I will certainly remember that point. I think it had been covered already in Sub-section (2,a). Now that I have undertaken to redraft this Clause on more general lines, we must stick to more general lines, and while I will take into account the case he has described and assure him that we will carry out the Clause in the spirit of Sub-section (2,a) tinder which standards have to be prescribed, we must get away from this detailed drafting now.

5.6 p.m.

Mr. Gallacher

I should like to know whether the Home Secretary has considered the location of the washing facilities. I suggest that steps should be taken to secure that the washing facilities are provided at each entrance or outlet to a factory, so that when the worker is coming in or going out he passes through the place where the washing facilities are. That is very important. The point has arisen in connection with the provision of pithead baths.

5.7 P.m.

Mr. Leonard

I understand that the new Clause is to be more general in its terms, and I hope that the Home Secretary will still retain the power under order to deal with what is adequate and suitable in order to meet the case of new processes if proper facilities for cleanliness are to be secured.

5.8 p.m.

Mr. Rhys Davies

I think I shall be speaking the mind of Members of all parties when I say that the right hon. Gentleman has done the best thing in agreeing to take back this Clause.

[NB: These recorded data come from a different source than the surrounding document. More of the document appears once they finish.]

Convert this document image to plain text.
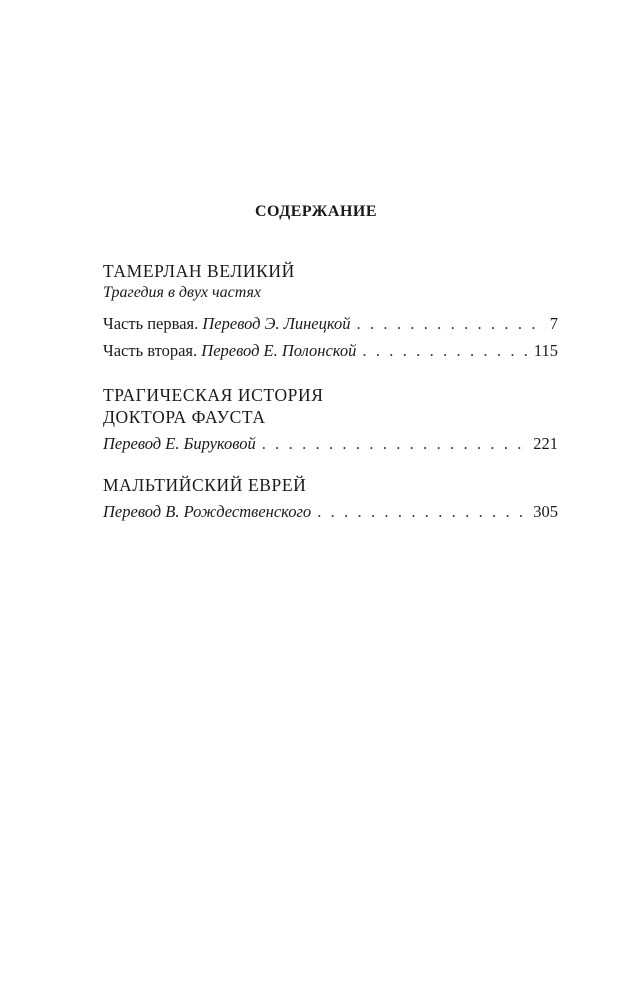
СОДЕРЖАНИЕ
ТАМЕРЛАН ВЕЛИКИЙ
Трагедия в двух частях
Часть первая. Перевод Э. Линецкой . . .	7
Часть вторая. Перевод Е. Полонской . . .	115
ТРАГИЧЕСКАЯ ИСТОРИЯ
ДОКТОРА ФАУСТА
Перевод Е. Бируковой . . .	221
МАЛЬТИЙСКИЙ ЕВРЕЙ
Перевод В. Рождественского . . .	305
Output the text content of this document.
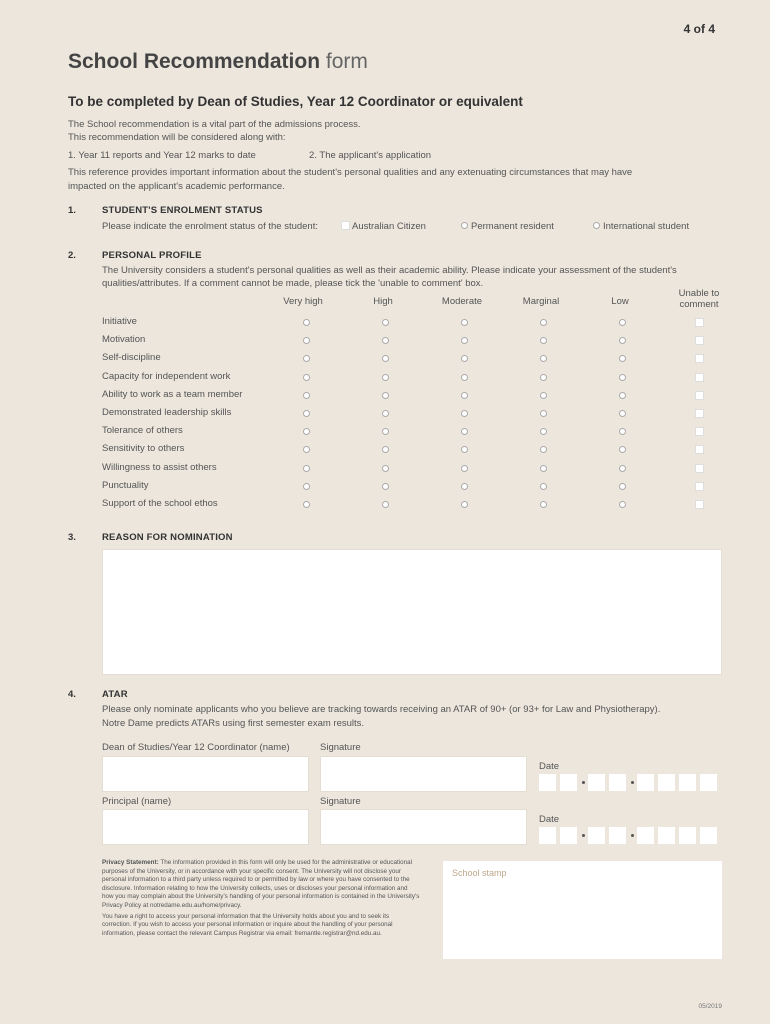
4 of 4
School Recommendation form
To be completed by Dean of Studies, Year 12 Coordinator or equivalent
The School recommendation is a vital part of the admissions process.
This recommendation will be considered along with:
1. Year 11 reports and Year 12 marks to date	2. The applicant's application
This reference provides important information about the student's personal qualities and any extenuating circumstances that may have
impacted on the applicant's academic performance.
1.	STUDENT'S ENROLMENT STATUS
Please indicate the enrolment status of the student:	Australian Citizen	Permanent resident	International student
2.	PERSONAL PROFILE
The University considers a student's personal qualities as well as their academic ability. Please indicate your assessment of the student's
qualities/attributes. If a comment cannot be made, please tick the 'unable to comment' box.
Very high	High	Moderate	Marginal	Low
Unable to
comment
Initiative
Motivation
Self-discipline
Capacity for independent work
Ability to work as a team member
Demonstrated leadership skills
Tolerance of others
Sensitivity to others
Willingness to assist others
Punctuality
Support of the school ethos
3.	REASON FOR NOMINATION
4.	ATAR
Please only nominate applicants who you believe are tracking towards receiving an ATAR of 90+ (or 93+ for Law and Physiotherapy).
Notre Dame predicts ATARs using first semester exam results.
Dean of Studies/Year 12 Coordinator (name)	Signature
Date
Principal (name)	Signature
Date
Privacy Statement: The information provided in this form will only be used for the administrative or educational purposes of the University, or in accordance with your specific consent. The University will not disclose your personal information to a third party unless required to or permitted by law or where you have consented to the disclosure. Information relating to how the University collects, uses or discloses your personal information and how you may complain about the University's handling of your personal information is contained in the University's Privacy Policy at notredame.edu.au/home/privacy.
You have a right to access your personal information that the University holds about you and to seek its correction. If you wish to access your personal information or inquire about the handling of your personal information, please contact the relevant Campus Registrar via email: fremantle.registrar@nd.edu.au.
School stamp
05/2019
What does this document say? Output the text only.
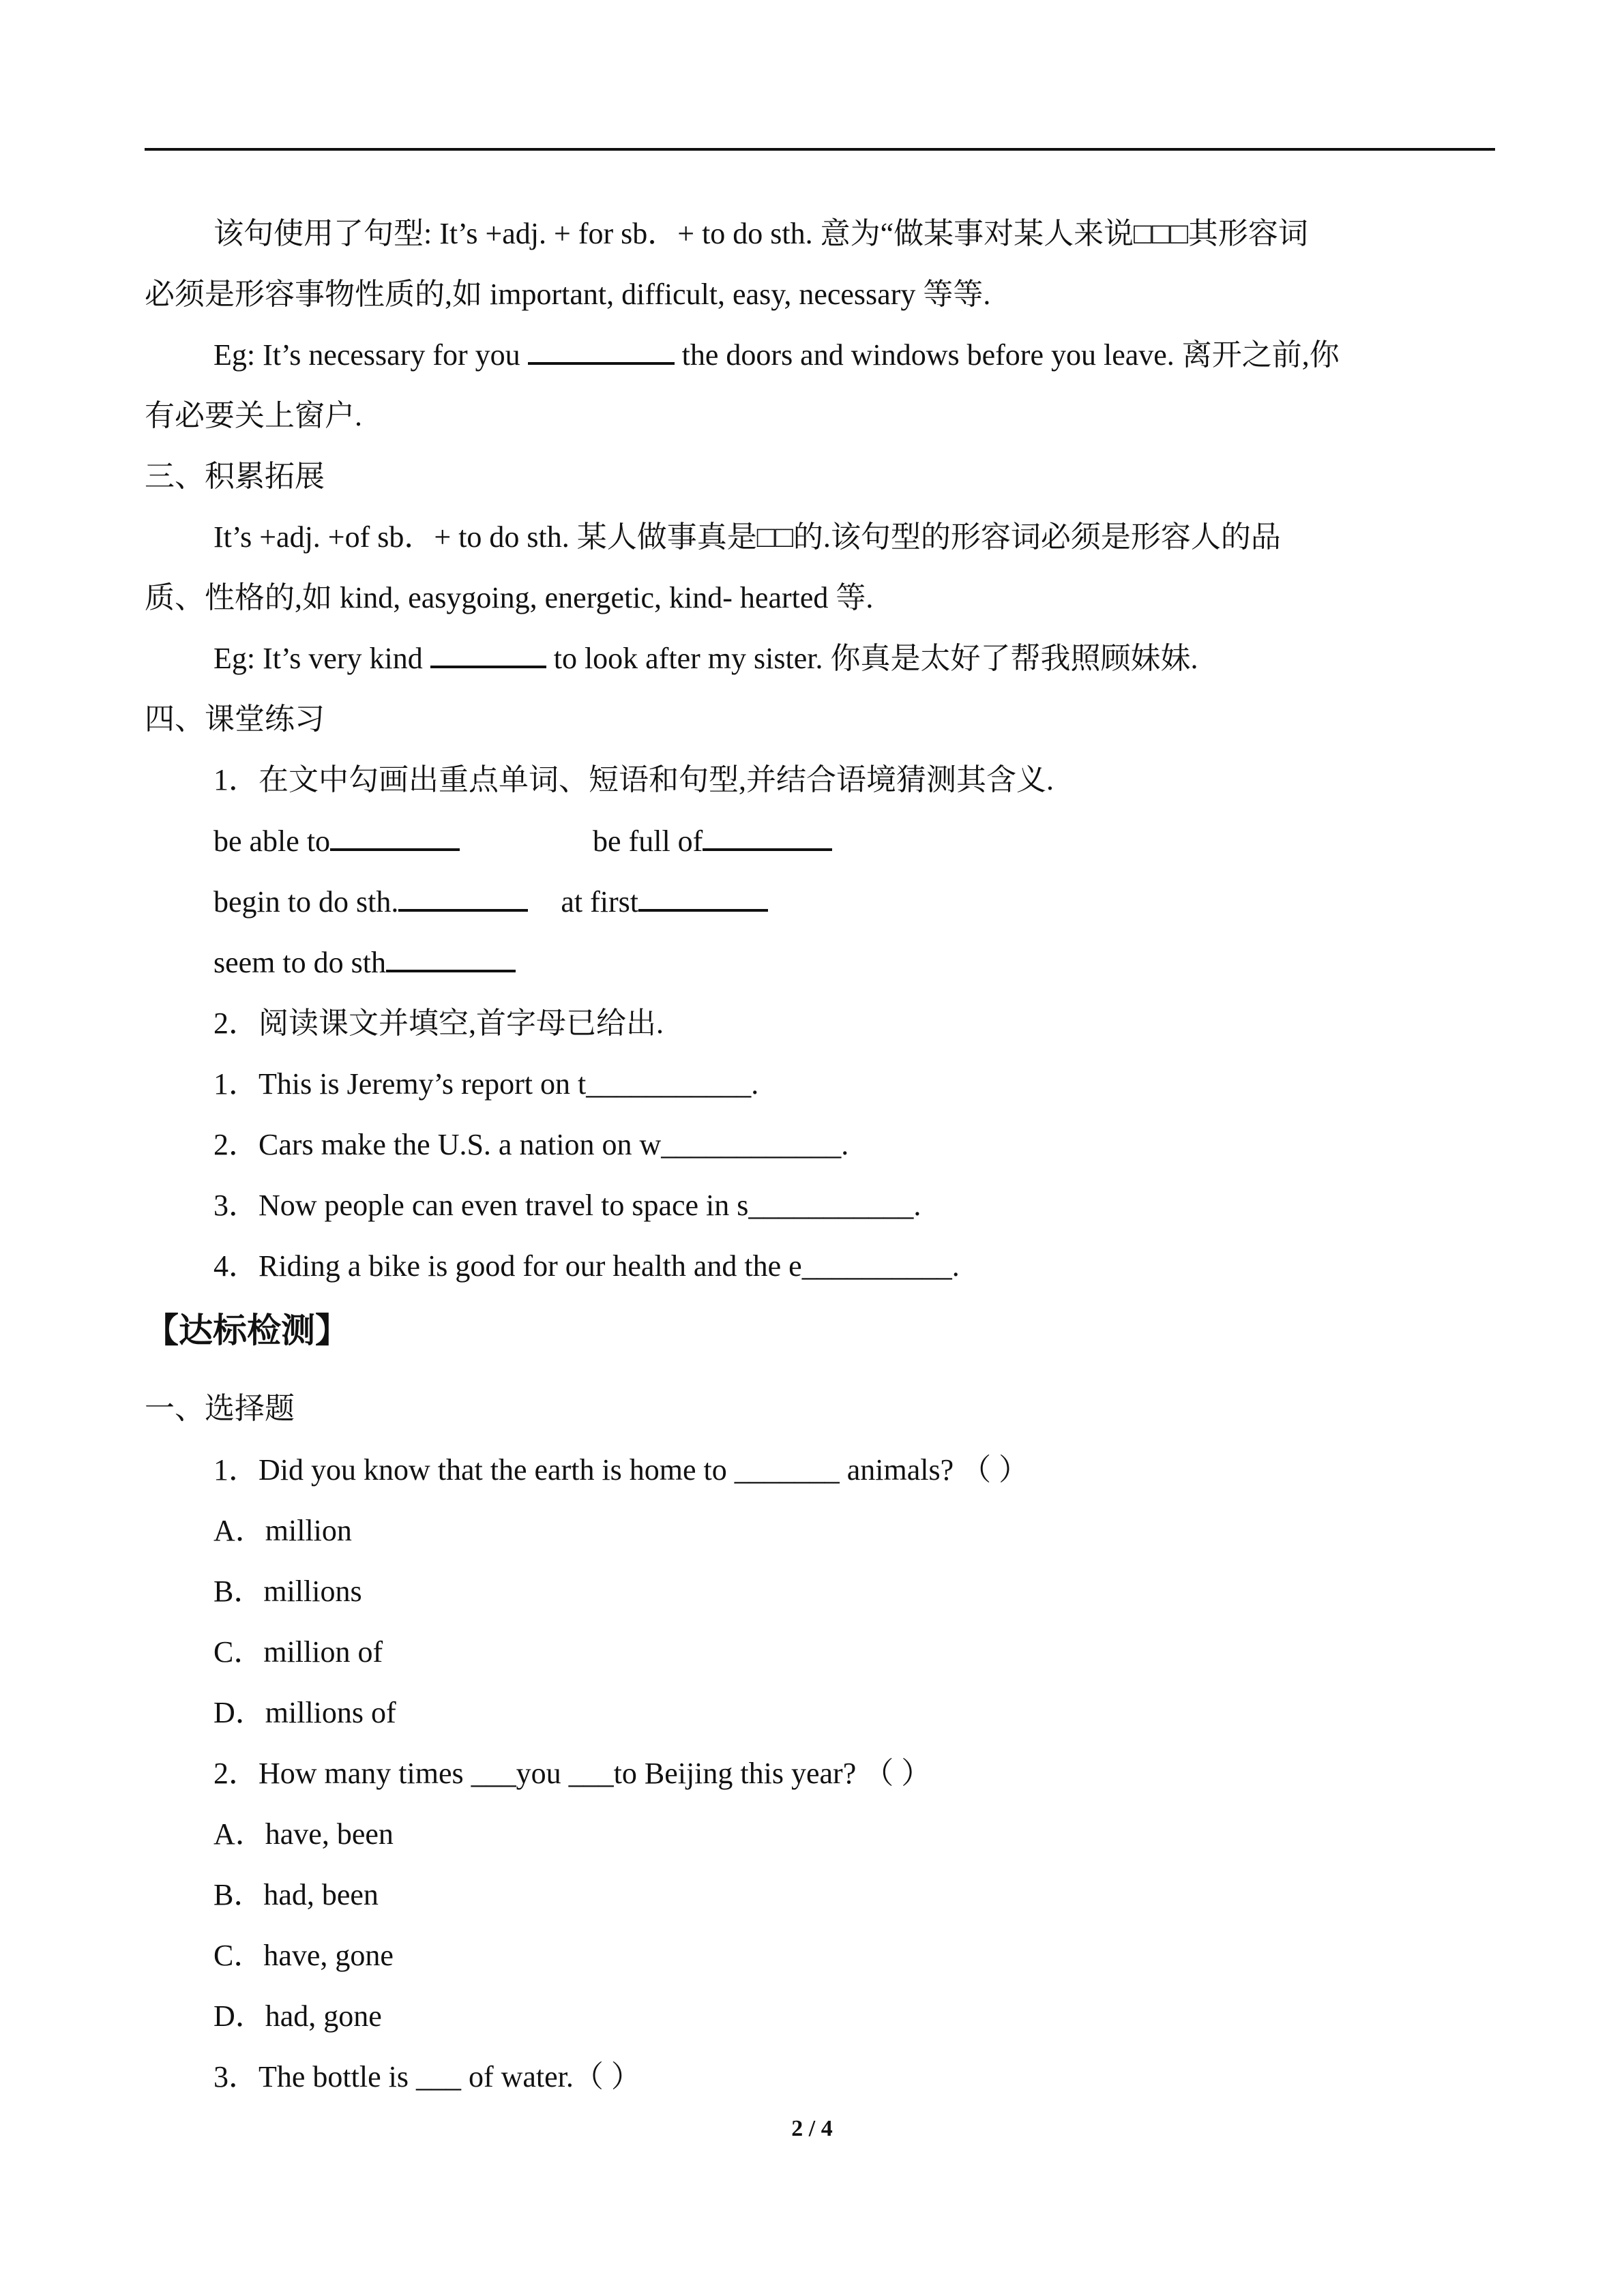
该句使用了句型: It’s +adj. + for sb．+ to do sth. 意为“做某事对某人来说□□□其形容词
必须是形容事物性质的,如 important, difficult, easy, necessary 等等.
Eg: It’s necessary for you	the doors and windows before you leave. 离开之前,你
有必要关上窗户.
三、积累拓展
It’s +adj. +of sb．+ to do sth. 某人做事真是□□的.该句型的形容词必须是形容人的品
质、性格的,如 kind, easygoing, energetic, kind- hearted 等.
Eg: It’s very kind	to look after my sister. 你真是太好了帮我照顾妹妹.
四、课堂练习
1．在文中勾画出重点单词、短语和句型,并结合语境猜测其含义.
be able to	be full of
begin to do sth.	at first
seem to do sth
2．阅读课文并填空,首字母已给出.
1．This is Jeremy’s report on t___________.
2．Cars make the U.S. a nation on w____________.
3．Now people can even travel to space in s___________.
4．Riding a bike is good for our health and the e__________.
【达标检测】
一、选择题
1．Did you know that the earth is home to _______ animals? （ ）
A．million
B．millions
C．million of
D．millions of
2．How many times ___you ___to Beijing this year? （ ）
A．have, been
B．had, been
C．have, gone
D．had, gone
3．The bottle is ___ of water.（ ）
2 / 4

Mr. Deputy-Speaker (Sir Dennis Herbert)

I take it that the hon. Member has the permission of the House to speak again.

Mr. Rhys Davies

I ought to have asked for that permission. All I wanted to say was that when the right hon. Gentleman brings up the Clause again it will mean that we shall have thrown upon the administration nearly all the things we have been asking him to do, and I think it is right to say that we have very great faith in the Factory Department of the Home Office to see that the desires we have expressed to-day will be carried out by the Orders.

Motion and Clause, by leave, withdrawn.